Tiny plastic particles, so called microplastics, from personal-care products and plastic waste, are accumulating in marine waters and big lakes around the world. They haven now also been showing up in Arctic waters south and southwest of Svalbard, Norway, raising concerns that they are entering the Arctic food web.
Microplastic are tiny plastic particles that are either manufacture intentionally to add to cosmetics or that are fragments derived from the breakdown of larger plastic debris. Water samples taken during a research cruise in the Arctic in June 2014 showed that microplastics are ubiquitous in a region south and southwest of Svalbard, an archipelago north of Norway. Nearly all of the water samples wound up containing microplastics, the researchers found. That was the case for water samples that were taken at the surface and for those taken, with the use of pumps, six meters below the surface, though the deeper waters held a much higher concentration of microplastics, the study by scientists from Ireland and Italy found. The study, published in the open-access journal Nature Scientific Reports, is the first documentation of microplastics in those waters, raising concerns that the tiny pieces of plastic litter are entering the Arctic food web.

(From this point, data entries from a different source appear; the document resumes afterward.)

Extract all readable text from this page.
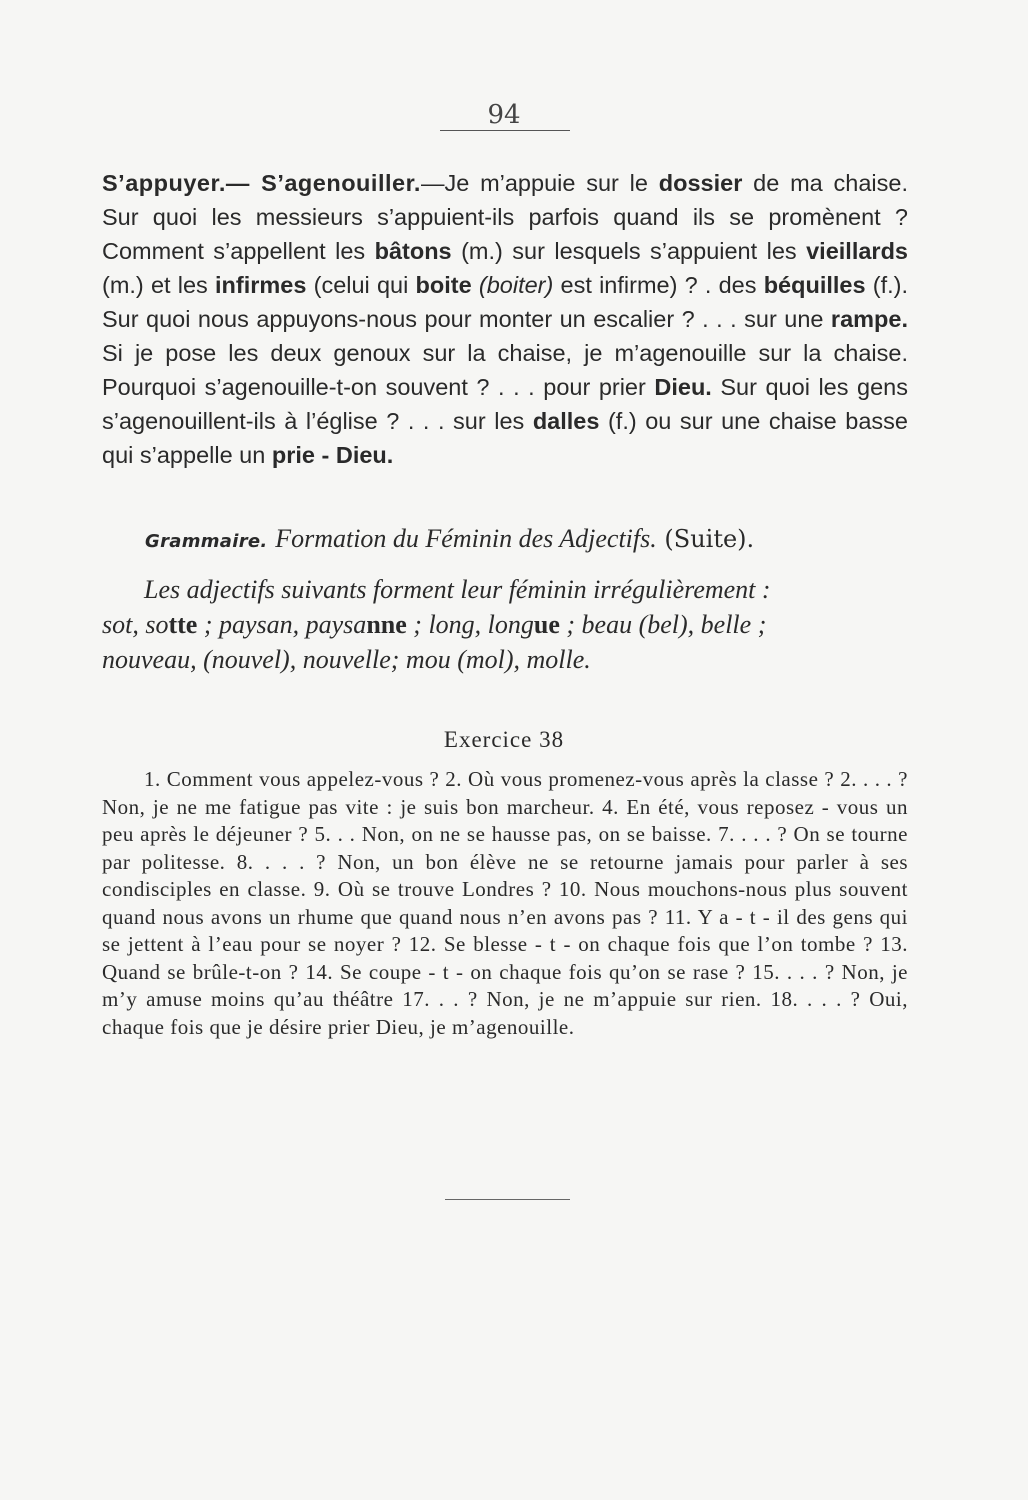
94
S’appuyer.— S’agenouiller.—Je m’appuie sur le dossier de ma chaise. Sur quoi les messieurs s’appuient-ils parfois quand ils se promènent ? Comment s’appellent les bâtons (m.) sur lesquels s’appuient les vieillards (m.) et les infirmes (celui qui boite (boiter) est infirme) ? . des béquilles (f.). Sur quoi nous appuyons-nous pour monter un escalier ? . . . sur une rampe. Si je pose les deux genoux sur la chaise, je m’agenouille sur la chaise. Pourquoi s’agenouille-t-on souvent ? . . . pour prier Dieu. Sur quoi les gens s’agenouillent-ils à l’église ? . . . sur les dalles (f.) ou sur une chaise basse qui s’appelle un prie - Dieu.
Grammaire. Formation du Féminin des Adjectifs. (Suite).
Les adjectifs suivants forment leur féminin irrégulièrement :
sot, sotte ; paysan, paysanne ; long, longue ; beau (bel), belle ;
nouveau, (nouvel), nouvelle; mou (mol), molle.
Exercice 38
1. Comment vous appelez-vous ? 2. Où vous promenez-vous après la classe ? 2. . . . ? Non, je ne me fatigue pas vite : je suis bon marcheur. 4. En été, vous reposez - vous un peu après le déjeuner ? 5. . . Non, on ne se hausse pas, on se baisse. 7. . . . ? On se tourne par politesse. 8. . . . ? Non, un bon élève ne se retourne jamais pour parler à ses condisciples en classe. 9. Où se trouve Londres ? 10. Nous mouchons-nous plus souvent quand nous avons un rhume que quand nous n’en avons pas ? 11. Y a - t - il des gens qui se jettent à l’eau pour se noyer ? 12. Se blesse - t - on chaque fois que l’on tombe ? 13. Quand se brûle-t-on ? 14. Se coupe - t - on chaque fois qu’on se rase ? 15. . . . ? Non, je m’y amuse moins qu’au théâtre 17. . . ? Non, je ne m’appuie sur rien. 18. . . . ? Oui, chaque fois que je désire prier Dieu, je m’agenouille.
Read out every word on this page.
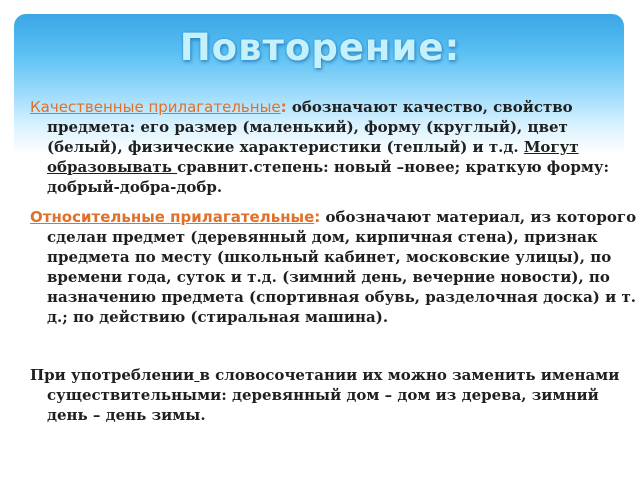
Повторение:
Качественные прилагательные: обозначают качество, свойство предмета: его размер (маленький), форму (круглый), цвет (белый), физические характеристики (теплый) и т.д. Могут образовывать сравнит.степень: новый –новее; краткую форму: добрый-добра-добр.
Относительные прилагательные: обозначают материал, из которого сделан предмет (деревянный дом, кирпичная стена), признак предмета по месту (школьный кабинет, московские улицы), по времени года, суток и т.д. (зимний день, вечерние новости), по назначению предмета (спортивная обувь, разделочная доска) и т. д.; по действию (стиральная машина).
При употреблении в словосочетании их можно заменить именами существительными: деревянный дом – дом из дерева, зимний день – день зимы.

Ninety-five percent of the measured microplastics were fibers, suggesting they were broken-down pieces of larger plastic items from aboard ships or used for fishing, recreation or industrial activities, that subsequently travelled very long distances to the waters off Svalbard, the study says -- though local sources, such as regional sewage disposal, could also be contributing to the load.

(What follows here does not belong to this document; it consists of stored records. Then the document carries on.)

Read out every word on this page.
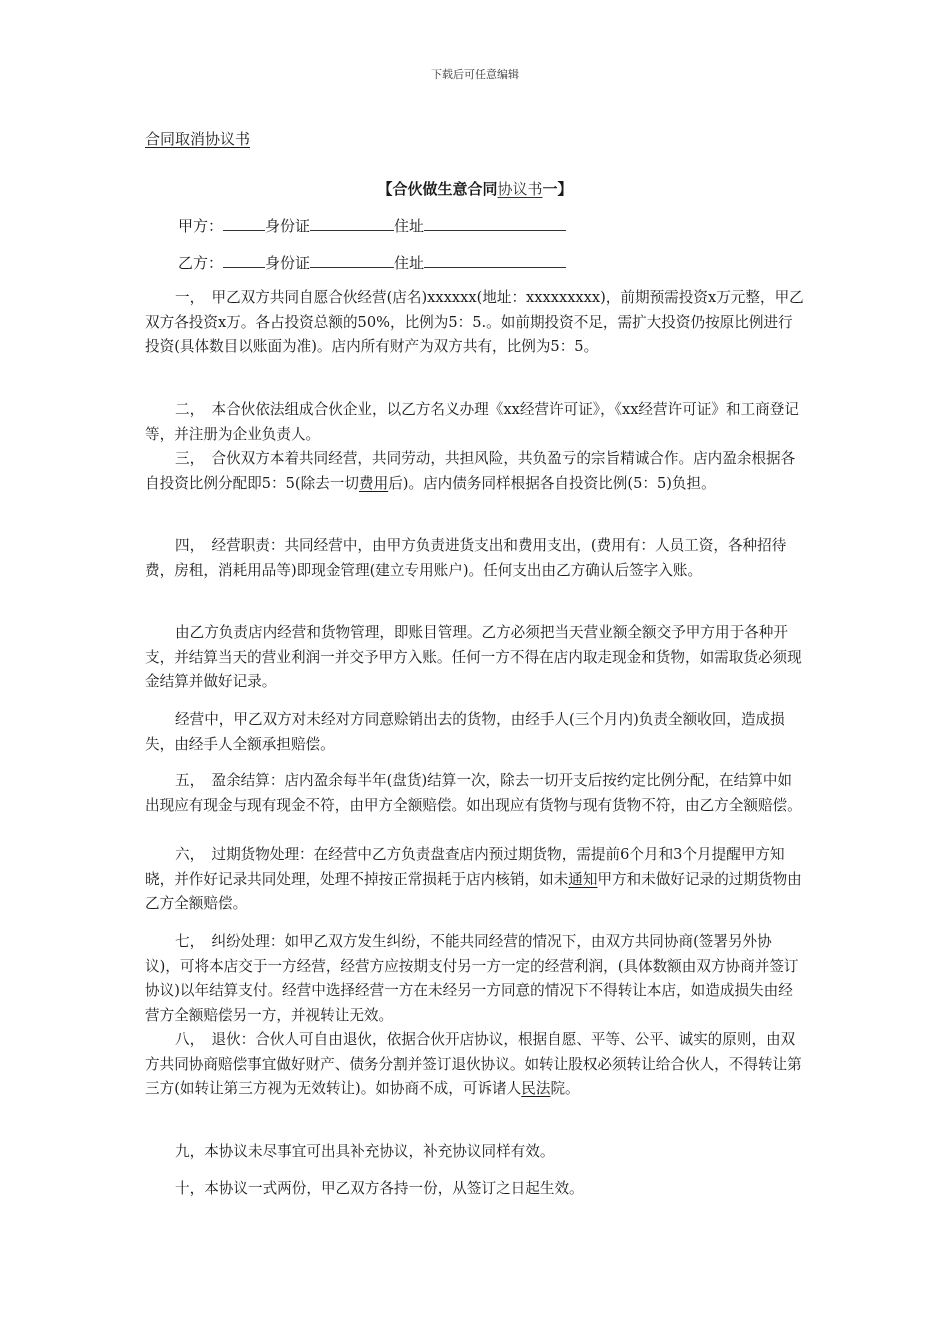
下载后可任意编辑
合同取消协议书
【合伙做生意合同协议书一】
甲方：	身份证	住址
乙方：	身份证	住址

一，　甲乙双方共同自愿合伙经营(店名)xxxxxx(地址：xxxxxxxxx)，前期预需投资x万元整，甲乙双方各投资x万。各占投资总额的50%，比例为5：5.。如前期投资不足，需扩大投资仍按原比例进行投资(具体数目以账面为准)。店内所有财产为双方共有，比例为5：5。

二，　本合伙依法组成合伙企业，以乙方名义办理《xx经营许可证》，《xx经营许可证》和工商登记等，并注册为企业负责人。

三，　合伙双方本着共同经营，共同劳动，共担风险，共负盈亏的宗旨精诚合作。店内盈余根据各自投资比例分配即5：5(除去一切费用后)。店内债务同样根据各自投资比例(5：5)负担。

四，　经营职责：共同经营中，由甲方负责进货支出和费用支出，(费用有：人员工资，各种招待费，房租，消耗用品等)即现金管理(建立专用账户)。任何支出由乙方确认后签字入账。

由乙方负责店内经营和货物管理，即账目管理。乙方必须把当天营业额全额交予甲方用于各种开支，并结算当天的营业利润一并交予甲方入账。任何一方不得在店内取走现金和货物，如需取货必须现金结算并做好记录。

经营中，甲乙双方对未经对方同意赊销出去的货物，由经手人(三个月内)负责全额收回，造成损失，由经手人全额承担赔偿。

五，　盈余结算：店内盈余每半年(盘货)结算一次，除去一切开支后按约定比例分配，在结算中如出现应有现金与现有现金不符，由甲方全额赔偿。如出现应有货物与现有货物不符，由乙方全额赔偿。

六，　过期货物处理：在经营中乙方负责盘查店内预过期货物，需提前6个月和3个月提醒甲方知晓，并作好记录共同处理，处理不掉按正常损耗于店内核销，如未通知甲方和未做好记录的过期货物由乙方全额赔偿。

七，　纠纷处理：如甲乙双方发生纠纷，不能共同经营的情况下，由双方共同协商(签署另外协议)，可将本店交于一方经营，经营方应按期支付另一方一定的经营利润，(具体数额由双方协商并签订协议)以年结算支付。经营中选择经营一方在未经另一方同意的情况下不得转让本店，如造成损失由经营方全额赔偿另一方，并视转让无效。

八，　退伙：合伙人可自由退伙，依据合伙开店协议，根据自愿、平等、公平、诚实的原则，由双方共同协商赔偿事宜做好财产、债务分割并签订退伙协议。如转让股权必须转让给合伙人，不得转让第三方(如转让第三方视为无效转让)。如协商不成，可诉诸人民法院。

九，本协议未尽事宜可出具补充协议，补充协议同样有效。

十，本协议一式两份，甲乙双方各持一份，从签订之日起生效。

Lead scientist Amy Lusher of the Galway-Mayo Institute of Technology and collaborating scientist Valentina Tirelli of the National Institute of Oceanography and Experimental Geophysics in Italy, said they were surprised by the findings. "We had originally assumed the Arctic may be an unpolluted area, however, as you can see, this is not the case."
The microplastic bits they found averaged 1.9 millimeters and were difficult to see without a microscope, they said. While some microplastics are pieces of larger items, others are flushed into water bodies through the use of personal-care and household products. Many of those products, such as facial scrubs and toothpastes, contain small plastic beads used by manufacturers for their exfoliating or scrubbing qualities. Also fibres from synthetic clothing, like nylon and acrylics, can get into the environment though waste-water from washing machines.
With Arctic sea ice diminishing and Arctic marine traffic increasing, more work is needed to understand how much of this plastic litter is coming to northern waters and how it might be ingested by fish and other marine life, the new study says. “Considering the potential implications of microplastics, there is an urgent need to assess the levels in the Arctic,” it says.
While this was the first measurement of microplastics in waters off Svalbard, other studies have found such plastic litter in far-flung sites. A Dartmouth scientist examining tiny marine organisms dwelling in sea ice in the central Arctic Ocean was surprised to find numerous types of bright-coloured plastic bits also embedded in the ice. Dartmouth’s Rachel Obbard described her findings in a study published last year in the journal Earth’s Future. Microplastics have been found in areas ranging from the Great Lakes to Arctic marine waters off Canada to the Baltic Sea.